Notation: isomorphism between summands

Question

When is a group homomorphism

$$\varphi:\Bbb Z/2\Bbb Z\to \Bbb Z/2\Bbb Z\oplus \Bbb Z/2\Bbb Z$$

an "isomorphism onto the first summand" ?

Is the map $\varphi:1\mapsto (1,1)$ an isomorphism onto the first summand?

Answer 1

Such a $\varphi$ is an isomorphism in case it is bijective onto its image and has its image contained in the first summand, which is the subset $\mathbb{Z}/2\mathbb{Z} \oplus 0 = \{ (0,0), (1,0) \}$. So your map is not such an isomorphism.

Answer 2

To say that a map $$\varphi:A\to B\oplus C$$ is an isomorphism onto the first summand means that there is an isomorphism $\psi:A\to B$ for which $\varphi(a)=(\psi(a),0)$.

In other words, $\varphi$ is an isomorphism onto the first summand when both of the following are true:

1. the image of $\varphi$ is equal to the first summand, i.e. the subgroup (or subring, etc.) $B\oplus 0$ of $B\oplus C$, and moreover,
2. considering the function $\varphi$ as a map solely onto its image (i.e., restricting the codomain of $\varphi$), it is an isomorphism.

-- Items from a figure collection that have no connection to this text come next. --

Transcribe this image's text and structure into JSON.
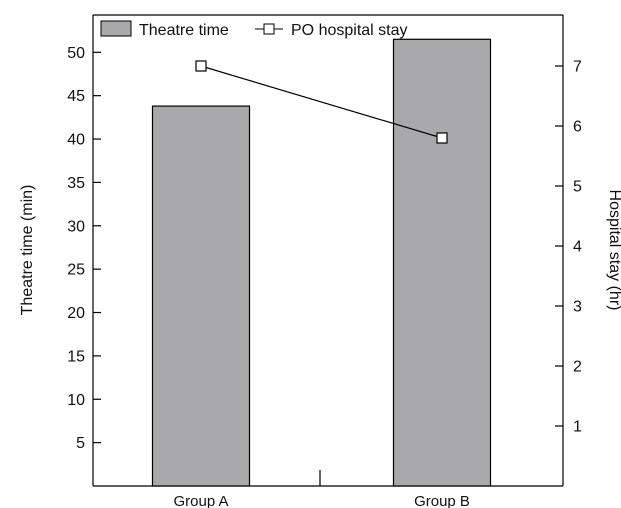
{
  "chart_data": {
    "type": "bar",
    "categories": [
      "Group A",
      "Group B"
    ],
    "series": [
      {
        "name": "Theatre time",
        "type": "bar",
        "axis": "left",
        "values": [
          43.8,
          51.5
        ],
        "color": "#a9a9ac"
      },
      {
        "name": "PO hospital stay",
        "type": "line",
        "axis": "right",
        "values": [
          7.0,
          5.8
        ],
        "color": "#000000",
        "marker": "open-square"
      }
    ],
    "ylabel": "Theatre time (min)",
    "y2label": "Hospital stay (hr)",
    "xlabel": "",
    "ylim": [
      0,
      54.3
    ],
    "y2lim": [
      0,
      7.85
    ],
    "yticks": [
      5,
      10,
      15,
      20,
      25,
      30,
      35,
      40,
      45,
      50
    ],
    "y2ticks": [
      1,
      2,
      3,
      4,
      5,
      6,
      7
    ],
    "legend": "top",
    "grid": false
  }
}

Thus, the map $\varphi:\mathbb{Z}/2\mathbb{Z}\to\mathbb{Z}/2\mathbb{Z}\times \mathbb{Z}/2\mathbb{Z}$ defined by $\varphi(1)=(1,1)$ is not an isomorphism onto the first summand, since the image of this $\varphi$ is not the subgroup $\mathbb{Z}/2\mathbb{Z}\oplus 0$ of $\mathbb{Z}/2\mathbb{Z}\times \mathbb{Z}/2\mathbb{Z}$.